New Delhi, June 1: Although, bureaucratic process is in its final stage of the India-Australia free trade agreement, but Australia is currently unable to commit on a timeline of finalisation due to the forthcoming federal elections, the Australian envoy to India said on Wednesday.

“We believe we are about 8 weeks away from concluding the Australia-India Comprehensive Economic Cooperation Agreement (CECA)… the talks are very much in the advanced stages,” High Commissioner Harinder Sidhu said here following a talk she delivered on “Pathways to Trade Liberalisation”.

Explaining that CECA had a last December timeline for concluding what are “genuinely complex negotiations”, the high commissioner said: “The Australian trade envoy was here as recently as April, so the talks haven’t stalled.

“But the reason I can’t commit on a timeline is because currently we have a caretaker government with the federal elections due in July. So I can’t commit a timeline to a future government.”

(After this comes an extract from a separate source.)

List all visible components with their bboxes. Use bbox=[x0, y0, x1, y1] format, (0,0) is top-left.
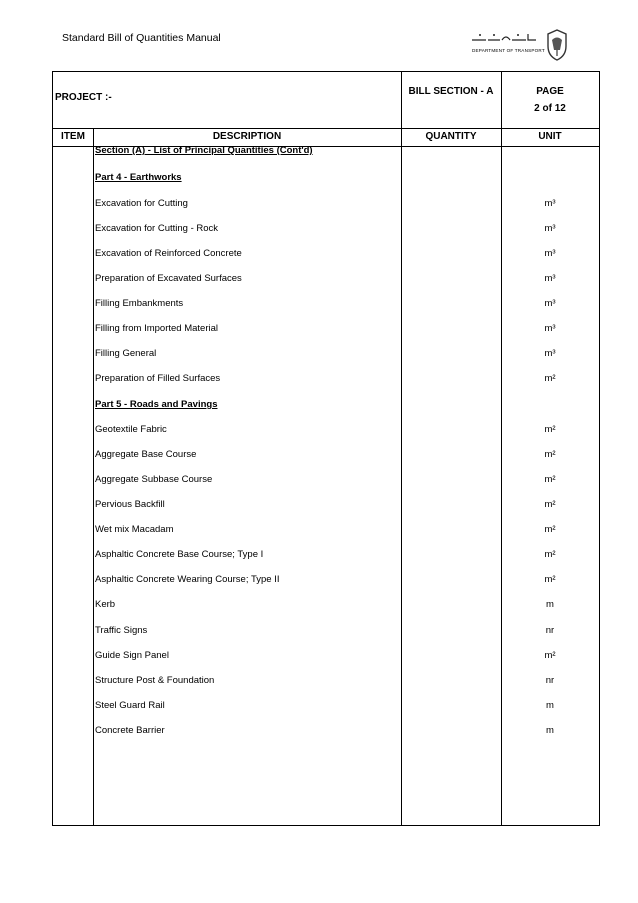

The complex nature of FTA negotiations are borne out by the fact of 10 years taken to conclude such an agreement with Australia’s major trading partner China, and nine years each for FTAs with Japan and South Korea.

Following the recent meeting here with Australian Trade Minister Andrew Robb, India’s Commerce Minister Nirmala Sitharaman said that India was negotiating with Australia for a better deal in services and both sides were getting closer to a deal.

Noting that with Australia having signed the Trans Pacific Partnership (TPP), described as largest regional trade pact in history, with US, Japan and 10 other Pacific-Rim nations in February, Sidhu said “the focus now is on concluding the RCEP (Regional Comprehensive Economic Partnership) negotiations that involve the group of 16 countries composed of the ten Asean members (Brunei, Cambodia, Indonesia, Malaysia, Myanmar, Singapore, Thailand, the Philippines, Laos and Vietnam) and their six free trade agreement partners — India, China, Japan, Korea, Australia and New Zealand.

“India should have a regional voice commensurate with its status and size.”

Describing from the Australian experience of how trade can boost economic development also because of the confidence such regional pacts provide to partners about the “operating environment for business”, she said there are currently over 300 FTAs in existence globally

“Regional agreements have been around for a while and they’re generally complementary,” the Indian-origin Sidhu said in response to a query.

To a query regarding uranium supplies from Australia for India’s nuclear power plants, she said that with the civil nuclear agreement between both countries in place, there is “active engagement underway” to complete the formalities of commercial shipment of the fuel.